De acuerdo con información recabada, el inmueble en cuestión era originalmente propiedad del ex priista Enrique Muñoz, quien posteriormente lo vendió al cuñado de Gerardo Rosales Victoria.
Tiempo después, dicho inmueble lo adquirió el ayuntamiento de Fortín, ya bajo la administración de Rosales, cerraron una operación que huele más a negocio familiar que a decisión administrativa.
Lo grave del caso es el monto. Especialistas en valuación inmobiliaria estimaron que la casa tiene un valor aproximado de 1.5 millones de pesos; sin embargo, el cuñado del exalcalde la vendió al gobierno municipal en alrededor de 4.5 millones de pesos, es decir, tres veces su valor real, sin que hasta ahora exista una explicación técnica o financiera que justifique dicho incremento.
El uso de una casa particular como oficinas públicas ya era cuestionable desde el inicio, pero el entramado de compraventas entre personajes ligados políticamente y por parentesco al entonces alcalde convierte el hecho en un escándalo que exige una revisión a fondo y castigo.
Este nuevo señalamiento se suma a una larga lista de decisiones opacas, contratos dudosos y manejo discrecional de recursos que marcaron la administración de Gerardo Rosales Victoria.
Aunque públicamente insiste en haberse ido “con las manos limpias”, los números y las operaciones inmobiliarias cuentan otra historia.

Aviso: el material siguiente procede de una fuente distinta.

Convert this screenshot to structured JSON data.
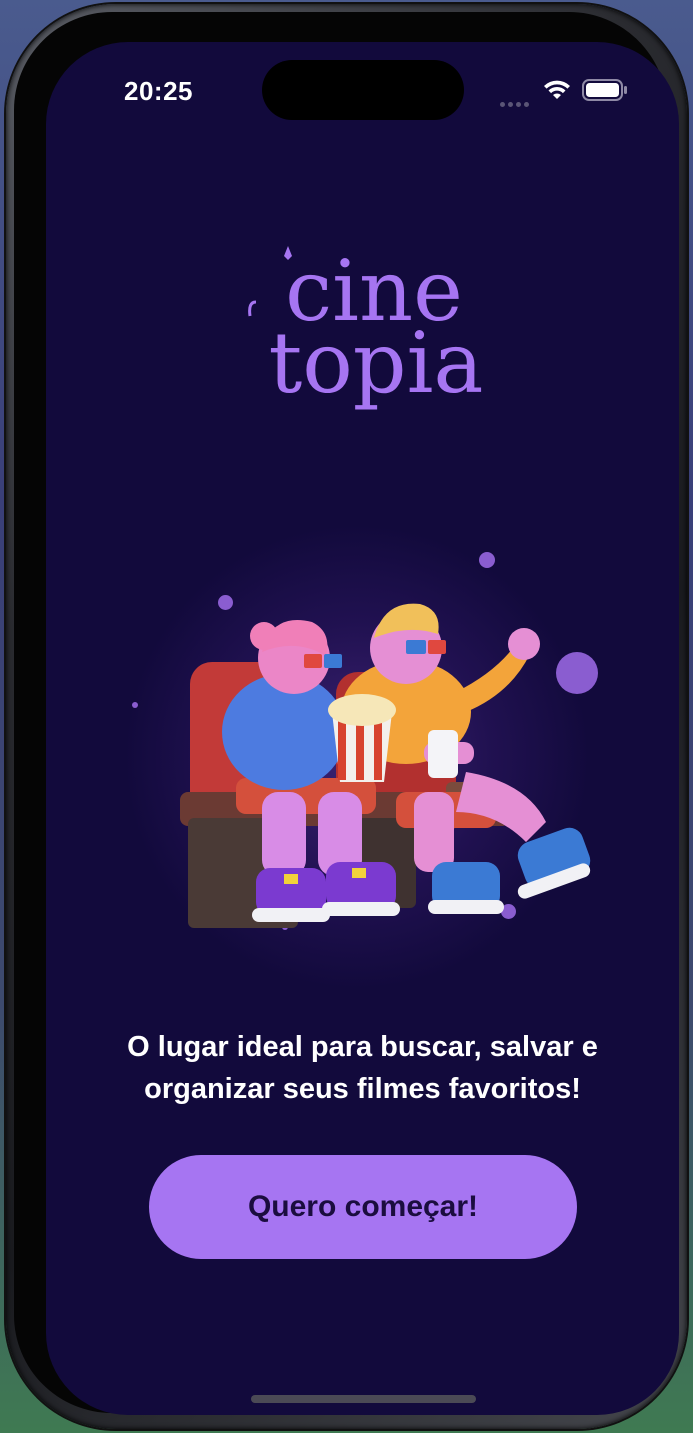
{
  "status_bar": {
    "time": "20:25"
  },
  "logo": {
    "line1": "cine",
    "line2": "topia",
    "color": "#a675f2"
  },
  "hero": {
    "illustration": "two-people-in-cinema-seats-with-3d-glasses-and-popcorn"
  },
  "tagline": {
    "line1": "O lugar ideal para buscar, salvar e",
    "line2": "organizar seus filmes favoritos!"
  },
  "cta": {
    "label": "Quero começar!",
    "color": "#a675f2"
  },
  "colors": {
    "background": "#120a3c",
    "accent": "#a675f2",
    "text": "#ffffff"
  }
}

La responsabilidad ahora recae en las autoridades fiscalizadoras y en la administración actual, que deberán aclarar si utilizaron al ayuntamiento para inflar negocios privados disfrazados de decisiones públicas, o si, como temen muchos ciudadanos, el saqueo fue sistemático y planeado.
De acuerdo con documentos, el inmueble fue adquirido bajo condiciones que despiertan serias dudas sobre su legalidad y transparencia en el costo.
Testimonios de empleados y exfuncionarios apuntan a irregularidades en los contratos y sobreprecios, lo que sugiere que la operación careció de la supervisión adecuada para beneficiar intereses particulares.